PARIS: A just-completed French training effort involving a number of high-end capabilities has helped prove out new technologies and concepts that will be vital to operations in the Pacific and elsewhere, France’s top Air Force officer tells Breaking Defense.
The Heifara-Wakea event, which wrapped up July 7 with coordinated training between French Rafales and American F-22s operating out of US Pacific Air Force Command’s Joint Base Pearl Harbor-Hickam in Hawaii, was a rousing success, according to Gen. Philippe Lavigne, the Chief of French Air and Space Force (FASF).

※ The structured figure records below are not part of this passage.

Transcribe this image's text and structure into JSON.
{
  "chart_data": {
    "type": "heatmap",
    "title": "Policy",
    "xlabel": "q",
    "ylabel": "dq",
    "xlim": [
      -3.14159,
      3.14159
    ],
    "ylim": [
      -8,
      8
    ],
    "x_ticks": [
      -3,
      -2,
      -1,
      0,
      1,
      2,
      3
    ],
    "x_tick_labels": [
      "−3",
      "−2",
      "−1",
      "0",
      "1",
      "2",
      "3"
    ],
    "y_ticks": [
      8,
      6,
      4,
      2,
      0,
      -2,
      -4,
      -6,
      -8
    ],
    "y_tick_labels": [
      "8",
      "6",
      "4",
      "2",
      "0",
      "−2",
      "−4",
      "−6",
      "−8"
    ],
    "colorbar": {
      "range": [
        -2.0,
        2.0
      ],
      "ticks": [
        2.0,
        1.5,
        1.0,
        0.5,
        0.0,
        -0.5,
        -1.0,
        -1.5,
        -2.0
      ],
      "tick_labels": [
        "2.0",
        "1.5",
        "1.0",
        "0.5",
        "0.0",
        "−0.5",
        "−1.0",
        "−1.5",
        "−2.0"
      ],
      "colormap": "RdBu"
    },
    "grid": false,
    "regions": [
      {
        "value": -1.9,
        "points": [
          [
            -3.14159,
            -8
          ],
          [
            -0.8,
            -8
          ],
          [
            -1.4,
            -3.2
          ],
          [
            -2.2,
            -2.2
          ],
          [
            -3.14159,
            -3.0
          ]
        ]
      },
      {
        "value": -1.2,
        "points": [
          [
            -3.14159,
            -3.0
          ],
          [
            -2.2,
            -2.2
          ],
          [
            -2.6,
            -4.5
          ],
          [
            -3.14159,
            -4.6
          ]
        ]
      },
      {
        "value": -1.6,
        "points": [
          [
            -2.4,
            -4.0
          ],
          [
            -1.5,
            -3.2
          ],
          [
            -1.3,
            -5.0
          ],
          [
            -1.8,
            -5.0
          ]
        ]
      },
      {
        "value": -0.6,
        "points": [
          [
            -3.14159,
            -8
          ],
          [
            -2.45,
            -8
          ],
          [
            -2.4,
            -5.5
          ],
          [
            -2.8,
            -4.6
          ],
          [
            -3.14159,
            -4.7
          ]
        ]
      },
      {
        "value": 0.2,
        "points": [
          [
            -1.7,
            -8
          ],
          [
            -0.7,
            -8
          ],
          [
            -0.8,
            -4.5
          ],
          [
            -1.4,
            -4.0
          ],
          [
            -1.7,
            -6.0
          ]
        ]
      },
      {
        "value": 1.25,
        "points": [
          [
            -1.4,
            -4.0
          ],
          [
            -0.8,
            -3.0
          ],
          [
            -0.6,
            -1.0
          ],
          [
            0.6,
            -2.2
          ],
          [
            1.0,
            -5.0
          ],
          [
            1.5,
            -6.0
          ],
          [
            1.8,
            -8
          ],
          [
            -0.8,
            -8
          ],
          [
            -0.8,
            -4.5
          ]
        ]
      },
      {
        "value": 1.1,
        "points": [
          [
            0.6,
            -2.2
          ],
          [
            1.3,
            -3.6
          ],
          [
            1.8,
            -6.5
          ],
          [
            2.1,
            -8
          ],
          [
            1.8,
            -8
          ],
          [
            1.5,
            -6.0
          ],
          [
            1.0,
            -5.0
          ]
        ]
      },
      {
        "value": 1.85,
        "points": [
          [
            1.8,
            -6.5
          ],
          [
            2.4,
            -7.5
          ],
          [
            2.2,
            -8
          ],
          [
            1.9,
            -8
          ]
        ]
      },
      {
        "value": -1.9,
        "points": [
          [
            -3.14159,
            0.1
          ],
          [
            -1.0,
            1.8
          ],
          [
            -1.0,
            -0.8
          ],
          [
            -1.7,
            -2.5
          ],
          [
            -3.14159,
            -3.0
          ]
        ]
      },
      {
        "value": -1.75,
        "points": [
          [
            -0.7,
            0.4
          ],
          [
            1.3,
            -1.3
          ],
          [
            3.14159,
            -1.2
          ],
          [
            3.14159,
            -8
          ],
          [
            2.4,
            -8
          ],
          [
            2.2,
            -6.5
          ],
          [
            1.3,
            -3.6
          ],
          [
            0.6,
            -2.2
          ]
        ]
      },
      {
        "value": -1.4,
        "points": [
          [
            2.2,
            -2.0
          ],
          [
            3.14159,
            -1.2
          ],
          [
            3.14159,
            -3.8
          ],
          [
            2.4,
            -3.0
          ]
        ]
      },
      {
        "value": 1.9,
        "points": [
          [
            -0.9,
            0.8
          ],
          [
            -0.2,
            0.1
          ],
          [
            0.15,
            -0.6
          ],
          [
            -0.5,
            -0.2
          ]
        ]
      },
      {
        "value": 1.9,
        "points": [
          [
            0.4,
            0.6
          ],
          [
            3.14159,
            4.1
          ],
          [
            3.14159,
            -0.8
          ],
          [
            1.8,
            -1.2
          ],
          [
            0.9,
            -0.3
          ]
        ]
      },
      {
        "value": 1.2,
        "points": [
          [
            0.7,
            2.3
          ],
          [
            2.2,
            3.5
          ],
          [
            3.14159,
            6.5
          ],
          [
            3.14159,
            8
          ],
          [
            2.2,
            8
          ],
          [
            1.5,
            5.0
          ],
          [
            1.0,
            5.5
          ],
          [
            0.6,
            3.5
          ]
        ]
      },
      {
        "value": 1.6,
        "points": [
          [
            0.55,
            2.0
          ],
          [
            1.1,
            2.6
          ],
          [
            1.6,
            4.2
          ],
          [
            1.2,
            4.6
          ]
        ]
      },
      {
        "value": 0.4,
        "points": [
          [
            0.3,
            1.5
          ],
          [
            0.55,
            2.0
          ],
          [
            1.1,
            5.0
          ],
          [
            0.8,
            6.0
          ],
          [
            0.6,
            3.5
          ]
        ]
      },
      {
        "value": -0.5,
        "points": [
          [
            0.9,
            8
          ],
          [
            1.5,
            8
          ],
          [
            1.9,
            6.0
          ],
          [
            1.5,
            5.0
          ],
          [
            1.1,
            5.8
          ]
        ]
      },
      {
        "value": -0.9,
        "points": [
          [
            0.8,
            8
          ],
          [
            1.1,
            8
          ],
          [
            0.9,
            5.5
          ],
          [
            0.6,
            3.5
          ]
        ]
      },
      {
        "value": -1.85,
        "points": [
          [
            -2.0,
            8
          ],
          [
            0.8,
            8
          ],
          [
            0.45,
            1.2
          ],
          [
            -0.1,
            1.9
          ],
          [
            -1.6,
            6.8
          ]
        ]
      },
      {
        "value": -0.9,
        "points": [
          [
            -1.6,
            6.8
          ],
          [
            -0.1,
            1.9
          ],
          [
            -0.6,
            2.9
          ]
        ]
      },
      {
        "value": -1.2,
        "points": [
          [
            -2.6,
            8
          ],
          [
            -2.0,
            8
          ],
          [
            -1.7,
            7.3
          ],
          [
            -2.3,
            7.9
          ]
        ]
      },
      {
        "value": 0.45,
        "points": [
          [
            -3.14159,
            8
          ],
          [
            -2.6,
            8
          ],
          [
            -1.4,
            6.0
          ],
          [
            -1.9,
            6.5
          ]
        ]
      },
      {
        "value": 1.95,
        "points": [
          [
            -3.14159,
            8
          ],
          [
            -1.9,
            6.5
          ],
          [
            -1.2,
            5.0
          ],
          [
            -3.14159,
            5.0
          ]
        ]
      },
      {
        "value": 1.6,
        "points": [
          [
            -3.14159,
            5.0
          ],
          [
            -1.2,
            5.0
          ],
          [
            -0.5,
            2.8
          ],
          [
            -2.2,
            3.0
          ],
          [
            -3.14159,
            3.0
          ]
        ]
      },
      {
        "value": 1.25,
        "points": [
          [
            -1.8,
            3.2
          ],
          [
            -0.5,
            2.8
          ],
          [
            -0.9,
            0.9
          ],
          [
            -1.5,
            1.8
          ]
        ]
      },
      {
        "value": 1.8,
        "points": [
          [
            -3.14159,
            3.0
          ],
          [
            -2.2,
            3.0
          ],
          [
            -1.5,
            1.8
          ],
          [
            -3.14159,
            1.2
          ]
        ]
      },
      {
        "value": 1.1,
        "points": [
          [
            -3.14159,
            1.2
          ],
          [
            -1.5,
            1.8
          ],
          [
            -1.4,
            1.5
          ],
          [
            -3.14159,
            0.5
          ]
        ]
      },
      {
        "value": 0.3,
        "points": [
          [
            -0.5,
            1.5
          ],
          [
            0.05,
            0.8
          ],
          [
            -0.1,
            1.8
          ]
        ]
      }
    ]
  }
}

The event’s capstone was not the first time the two jets have coordinated training. But the sheer scale and scope of the effort — which included 170 French pilots, flying crews, maintainers and support and logistics specialists, operating three Rafale fighters, two A400M transport aircrafts and one A330 Multi Role Transport Tanker (MRTT) — represented something special, Lavigne said.
“There has been tremendous progress between the two Air Forces in the past years as not only do we train together in increasingly complex scenarios, but we are fighting together whether in the Middle East, the Sahel or in operations such as Hamilton in Syria in 2018,” he told Breaking Defense while traveling back from the Pacific.
Being able to conduct a joint air operation such as the 2018 Syria campaign is not something one should take for granted in the modern threat environment, Lavigne stressed.
‘’There can only be cooperation if there is a true will to cooperate,” he said. “This determination between our two Air Forces have been constantly growing and translates itself today into more and more information sharing, the insertion of active threats in ever more complex exercises and live monitoring and debrief. Today US and French Aviators share the same planning room and the end result can be seen in the skies.”
Challenges of course remain, including one area where Lavigne sees clear need for improvement: ‘’We will not be able to win in the air, nor on the ground or in the seas for that matter, if we do not integrate multidomain capabilities, such as space and cyber.”
Such integration was one of the key focus of this two-part French mission, known as “Heifara-Wakea,” which started in France’s Mont-de-Marsan on June 20th. Over the course of the exercise, French pilots flew two sorties a day and held a readiness rate close to 100%.
The effort started with a long-range training raid from the French main land to Tahiti, which lasted 39 hours (i.e. 9 hours less than initially planned) with only one stop in Travis, California. The raid therefore included a 12 hour trip, which was the longest non-stop Rafale flight ever performed by the French military. It was also the first time such a large number of air assets visited French Polynesia, and the first time that the newest and the most upgraded air assets made the trip: the Rafales came with the Meteor long range missile and the newest AESA radar, the MRTT equipped with the latest L16-JRE (Joint Extension Range) data link and the A400M with a new Maritime Search and Rescue capability.
Lavigne called the effort a “laboratory of Premieres’’ before noting that the training event is a precursor for a 2023 mission that plans to project 20 Rafales and 10 MRTTs 20,000 KM from France, within a 48 hour window.
One of the interesting ‘’firsts’’ that has proven out during the exercise was the testing of the brand new French Air Operation Center, which was recently inaugurated in Lyon. Called CAPCO (for ‘’Centre Air de planification et de conduite des opérations’’), the new center was able to order and coordinate an in-depth Scalp strike right upon the arrival of the squadron in Tahiti in a simulated heavily defended anti-access, area denial scenario.
Using the MRTT as a forward C2 asset and a CAPCO relay nod is part of the revolution and the path towards the Future Combat Air System and the new collaborative air warfare doctrine, which is currently being written. As Lavigne noted, CAPCO must be understood in the dual context of the French Air and Space Force command of the NATO Reaction Force in 2022 and of the arrival of the new ACCS (Air Command and Control System) in NATO.
Heifara-Wakea’s purpose, Lavigne said, was three fold. First, to protect “French citizens in our overseas departments and collectivities as well as our interests in the Indo-pacific region in general.” Second, to demonstrate the type of operational credibility needed in high end conflicts. And third, to cooperate with allies in the Pacific and to defend “in particular our freedom of navigation and our right to fly in this increasingly competitive part of the world.”
The cooperation with allies was on full display at the closing event of the exercise, on July 9, when top French and American air officers were joined by Philippe Etienne, the French ambassador to the United States, for the commemoration of the 240th anniversary of the 1781 Revolutionary War victory at Yorktown.
The same day, in Washington D.C., a new roadmap to reinforce an already strong cooperation between US and French special forces was signed by the US Secretary of Defense Lloyd Austin and his French counterpart, Florence Parly.